Varland knew what the slicing fly ball meant to the Twins’ chances of winning, and he was correct: Though the Twins tried to rally, the Baltimore Orioles walked away with a 7-4 victory at Camden Yards, the Twins’ seventh loss in 10 games.
He reacted visibly because he “was letting the team down,” the second-year righthander said. “I’m letting the team down, and it’s a bad feeling.”
Especially because it’s not changing. Varland’s first three starts have produced an 0-3 record and an 8.36 ERA, and the latter figure actually dropped from 9.00 with his five-inning, 11-hit, six-run (only four earned) outing. The St.
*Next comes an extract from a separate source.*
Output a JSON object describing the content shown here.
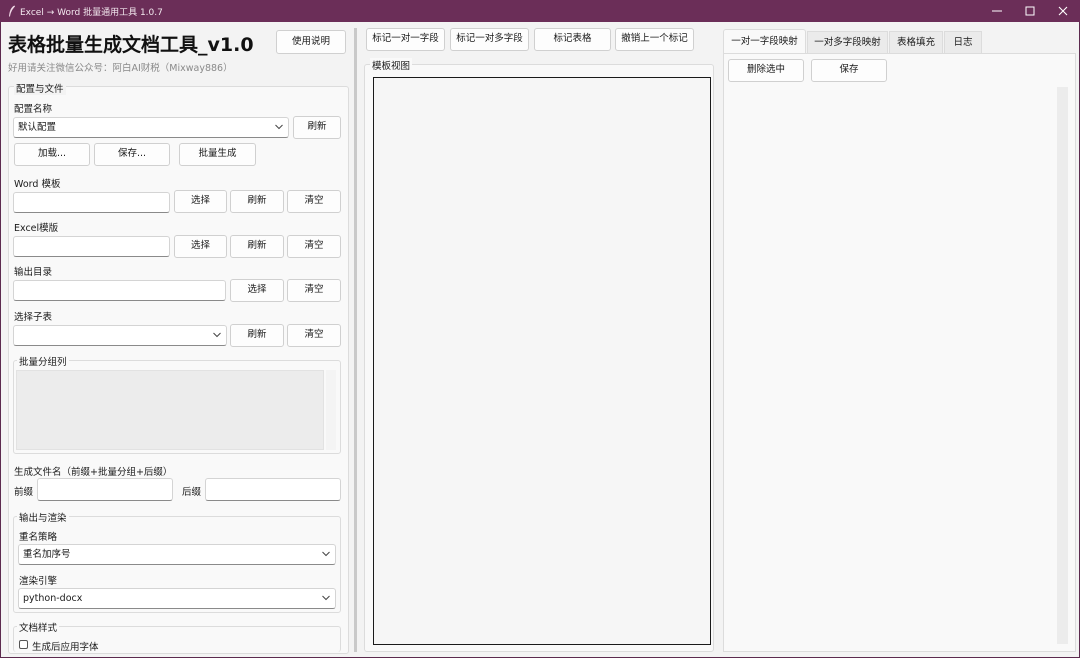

Paul native is still one of the hardest-throwing starting pitchers in the majors, regularly hitting 98 mph on Monday.
But he’s also tied for the American League lead with five home runs allowed, and he allowed the Orioles to hammer eight different pitches with exit velocities of more than 100 mph.Some of those hard-hit balls were turned into outs, but most fell for hits. Ryan O’Hearn drove a 3-1 cutter 435 feet into the night.
Which is why Twins manager Rocco Baldelli sat his young pitcher down in the dugout and had a chat, “something I rarely do,” he said.
The topic: two-strike pitches. Opponents are batting .297 on two-strike counts, which should be a put-away pitch. Varland’s 11 two-strike hits allowed this year are tied for the second most in baseball.
“That’s a tough lineup to navigate, so the two-strike execution, with breaking balls especially, has to be better. … It’s multiple starts in a row where he threw the ball reasonably well but needs to make better pitches when he gets to two strikes,” Baldelli said. “Those pitches in the middle of the zone, those are not quality pitches.”